Friday, August 20, 2010

A Mouse in the House

We have a mouse in our house, I know this because I watched its little fury butt run across my living room as I was sitting on my tush after a long day at the spa. After coming home from my perfectly relaxed awesome three hours at the spa my blood pressure found its way right back up as this little guy sprinted across my hardwoods.

I immediately jumped and screamed for Mitch to "GET IT, GET IT, OH MY GOD GROSS, GET IT!" and pulled my legs up into a tight cacoon as if this itty bitty mouse was going to bite my toe off. Mitch did what any sensible guy would do. Put on his work boots, (in his boxers mind you) and grabbed a broom. He then threw another broom at me like I was going to be participating in the wrangling of this nasty little rodent.

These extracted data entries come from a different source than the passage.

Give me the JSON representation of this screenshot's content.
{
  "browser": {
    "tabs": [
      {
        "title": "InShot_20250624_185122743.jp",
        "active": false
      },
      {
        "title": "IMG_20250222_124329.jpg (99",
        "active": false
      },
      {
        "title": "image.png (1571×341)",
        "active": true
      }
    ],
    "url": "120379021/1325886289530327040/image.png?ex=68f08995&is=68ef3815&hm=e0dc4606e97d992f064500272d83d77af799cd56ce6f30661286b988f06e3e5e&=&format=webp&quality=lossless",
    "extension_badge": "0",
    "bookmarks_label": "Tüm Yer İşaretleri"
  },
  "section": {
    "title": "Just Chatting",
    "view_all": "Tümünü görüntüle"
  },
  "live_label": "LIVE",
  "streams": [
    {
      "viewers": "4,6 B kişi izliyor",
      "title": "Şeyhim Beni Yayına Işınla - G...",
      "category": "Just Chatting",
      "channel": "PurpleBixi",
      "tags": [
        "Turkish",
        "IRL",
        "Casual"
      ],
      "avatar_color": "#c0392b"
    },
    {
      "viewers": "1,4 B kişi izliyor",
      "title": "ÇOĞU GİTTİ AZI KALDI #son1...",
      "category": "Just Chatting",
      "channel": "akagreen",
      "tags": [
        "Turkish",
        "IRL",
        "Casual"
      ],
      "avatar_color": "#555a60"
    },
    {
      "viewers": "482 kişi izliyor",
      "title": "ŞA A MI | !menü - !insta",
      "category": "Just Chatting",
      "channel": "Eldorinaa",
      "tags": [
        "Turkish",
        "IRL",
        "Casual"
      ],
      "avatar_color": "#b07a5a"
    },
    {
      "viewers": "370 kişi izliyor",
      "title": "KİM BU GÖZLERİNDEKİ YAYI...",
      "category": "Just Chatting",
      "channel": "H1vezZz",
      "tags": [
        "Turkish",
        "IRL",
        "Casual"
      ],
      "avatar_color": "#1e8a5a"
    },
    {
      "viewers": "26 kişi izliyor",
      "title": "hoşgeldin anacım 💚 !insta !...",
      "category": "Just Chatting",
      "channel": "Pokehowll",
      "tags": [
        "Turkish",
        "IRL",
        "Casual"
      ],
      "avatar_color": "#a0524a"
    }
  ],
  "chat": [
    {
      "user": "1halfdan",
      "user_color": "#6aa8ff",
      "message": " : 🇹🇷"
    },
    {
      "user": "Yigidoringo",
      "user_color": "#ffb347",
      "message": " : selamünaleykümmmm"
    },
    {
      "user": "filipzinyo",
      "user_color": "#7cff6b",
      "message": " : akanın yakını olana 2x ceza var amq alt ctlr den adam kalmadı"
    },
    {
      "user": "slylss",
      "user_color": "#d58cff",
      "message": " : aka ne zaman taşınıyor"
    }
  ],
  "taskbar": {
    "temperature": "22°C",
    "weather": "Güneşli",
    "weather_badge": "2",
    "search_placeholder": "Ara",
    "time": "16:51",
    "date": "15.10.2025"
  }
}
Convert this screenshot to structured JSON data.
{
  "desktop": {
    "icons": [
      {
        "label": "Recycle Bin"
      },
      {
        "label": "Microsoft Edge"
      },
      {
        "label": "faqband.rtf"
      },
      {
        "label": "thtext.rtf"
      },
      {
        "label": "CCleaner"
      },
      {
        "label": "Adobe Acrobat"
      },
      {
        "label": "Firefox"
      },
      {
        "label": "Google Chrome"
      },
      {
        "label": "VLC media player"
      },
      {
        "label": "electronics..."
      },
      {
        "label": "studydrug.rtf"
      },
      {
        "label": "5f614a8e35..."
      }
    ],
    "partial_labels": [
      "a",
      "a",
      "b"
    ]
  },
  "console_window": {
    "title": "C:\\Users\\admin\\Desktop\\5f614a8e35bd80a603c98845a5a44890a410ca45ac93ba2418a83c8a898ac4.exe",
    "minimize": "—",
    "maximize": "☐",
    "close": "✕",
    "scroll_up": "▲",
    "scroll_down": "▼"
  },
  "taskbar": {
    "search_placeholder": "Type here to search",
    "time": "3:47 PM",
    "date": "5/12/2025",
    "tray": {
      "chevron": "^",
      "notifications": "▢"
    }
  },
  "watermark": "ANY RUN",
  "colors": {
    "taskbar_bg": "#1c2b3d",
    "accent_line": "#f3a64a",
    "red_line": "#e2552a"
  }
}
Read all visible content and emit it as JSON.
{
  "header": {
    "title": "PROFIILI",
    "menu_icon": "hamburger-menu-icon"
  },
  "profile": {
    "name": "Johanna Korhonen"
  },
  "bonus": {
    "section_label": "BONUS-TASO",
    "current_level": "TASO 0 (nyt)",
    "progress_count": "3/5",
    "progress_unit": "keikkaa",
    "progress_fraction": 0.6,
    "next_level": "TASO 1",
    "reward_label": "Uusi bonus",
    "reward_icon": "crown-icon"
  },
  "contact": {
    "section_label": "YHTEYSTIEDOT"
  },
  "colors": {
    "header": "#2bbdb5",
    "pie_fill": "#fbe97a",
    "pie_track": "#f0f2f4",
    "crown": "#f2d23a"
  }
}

After some coaxing and a couple dirty looks I agreed to "play goalie" and make sure he didn't get past me into the bedrooms.

Now comes the part where we find out our mouse is actually Houdini and just flat out disappears and is no where to be found.

Now comes the part where I am going to bed knowing there is a MOUSE IN MY HOUSE!

Now comes the part where we wake up and check the 5 traps that we set up around our living room to find out not only is our mouse Houdini but he is also the world's smartest mouse and has figured out how to lick clean all five mouse traps of peanut butter and not set a single one of them off.

Now comes the part where we does it again the next night!

Now come the part where I am going to bed for the third night in a row knowing that all I am accomplishing by setting these mouse traps is that now not only do I have a mouse in my house I have a happy mouse with a full belly in my house!